11.3 Redundancy and single points of failure

The typical application solution, which consists of hardware and software, has a multitude of parts that all have some failure rate. A single point of failure (SPOF) is that part of a solution, that if it fails, makes the entire solution no longer available. A typical high-availability design focuses on both the availability characteristics of its parts, as well as assuring the continuous availability the face of individual part failures.

Redundancy, having appropriate spare parts available for use, is one design technique used to address single points of failure.^[13] Of course, only those with extremely large budgets can afford to have one or more instances of every resource. So the challenge in any high-availability design is determining the single points of failure within the proposed solution, and finding a way at reasonable cost to ensure a quick recovery from the failure of those parts that are important.

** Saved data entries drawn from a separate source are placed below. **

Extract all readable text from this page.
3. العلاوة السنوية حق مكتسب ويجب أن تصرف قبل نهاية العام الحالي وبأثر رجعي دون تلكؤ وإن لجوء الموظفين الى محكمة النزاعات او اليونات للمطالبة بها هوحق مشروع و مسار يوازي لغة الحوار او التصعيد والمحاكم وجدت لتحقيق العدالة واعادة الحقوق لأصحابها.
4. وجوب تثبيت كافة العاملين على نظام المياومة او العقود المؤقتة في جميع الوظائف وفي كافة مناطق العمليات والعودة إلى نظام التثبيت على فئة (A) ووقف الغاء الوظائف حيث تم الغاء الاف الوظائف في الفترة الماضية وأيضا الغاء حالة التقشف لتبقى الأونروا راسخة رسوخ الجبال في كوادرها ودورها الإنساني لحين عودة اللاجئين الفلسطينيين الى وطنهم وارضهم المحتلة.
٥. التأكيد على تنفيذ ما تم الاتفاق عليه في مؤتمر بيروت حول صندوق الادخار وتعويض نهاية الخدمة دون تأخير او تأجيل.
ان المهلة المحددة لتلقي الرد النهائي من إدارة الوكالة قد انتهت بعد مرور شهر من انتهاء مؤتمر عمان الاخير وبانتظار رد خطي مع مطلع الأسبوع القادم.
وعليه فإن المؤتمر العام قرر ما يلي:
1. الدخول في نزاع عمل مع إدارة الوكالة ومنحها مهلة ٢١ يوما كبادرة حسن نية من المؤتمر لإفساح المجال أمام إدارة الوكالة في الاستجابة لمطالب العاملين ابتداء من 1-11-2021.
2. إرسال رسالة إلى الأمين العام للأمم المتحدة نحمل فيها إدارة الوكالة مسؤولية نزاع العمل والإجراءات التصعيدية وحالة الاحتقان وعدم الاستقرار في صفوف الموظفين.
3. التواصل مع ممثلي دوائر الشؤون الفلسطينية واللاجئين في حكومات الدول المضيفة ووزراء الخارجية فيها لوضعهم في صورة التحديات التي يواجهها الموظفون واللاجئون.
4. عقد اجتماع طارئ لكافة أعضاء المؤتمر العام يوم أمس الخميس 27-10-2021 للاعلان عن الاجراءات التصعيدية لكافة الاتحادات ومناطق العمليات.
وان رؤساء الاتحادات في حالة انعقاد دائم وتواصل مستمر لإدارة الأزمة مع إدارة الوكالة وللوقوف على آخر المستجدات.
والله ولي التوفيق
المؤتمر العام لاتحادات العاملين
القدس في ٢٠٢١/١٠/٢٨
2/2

^[13] Systems that are responsible for controlling human life-support usually have a backup system with a completely unique design, just in case the "failure mechanism" is in the original design! Redundancy is not the only way to handle single points of failure.

Given the definition of 99.99% solution availability, system owners are forced to deal withan exponentially rising costs as various design alternative look to cover more of the potential failure scenarios. High availability is really the business practice of "good enough, and no more." One common approach to high availability is to ignore the catastrophic scenarios. Many find that addressing the set of highly probable single points of failure is their cost-effective answer. This approach can be simplified even further with the assumption that one only needs to deal with one failure at a time. In other words, single failure is used during the design phase to understand failure problems, and as a design assumption to control the complexity and cost of solution development.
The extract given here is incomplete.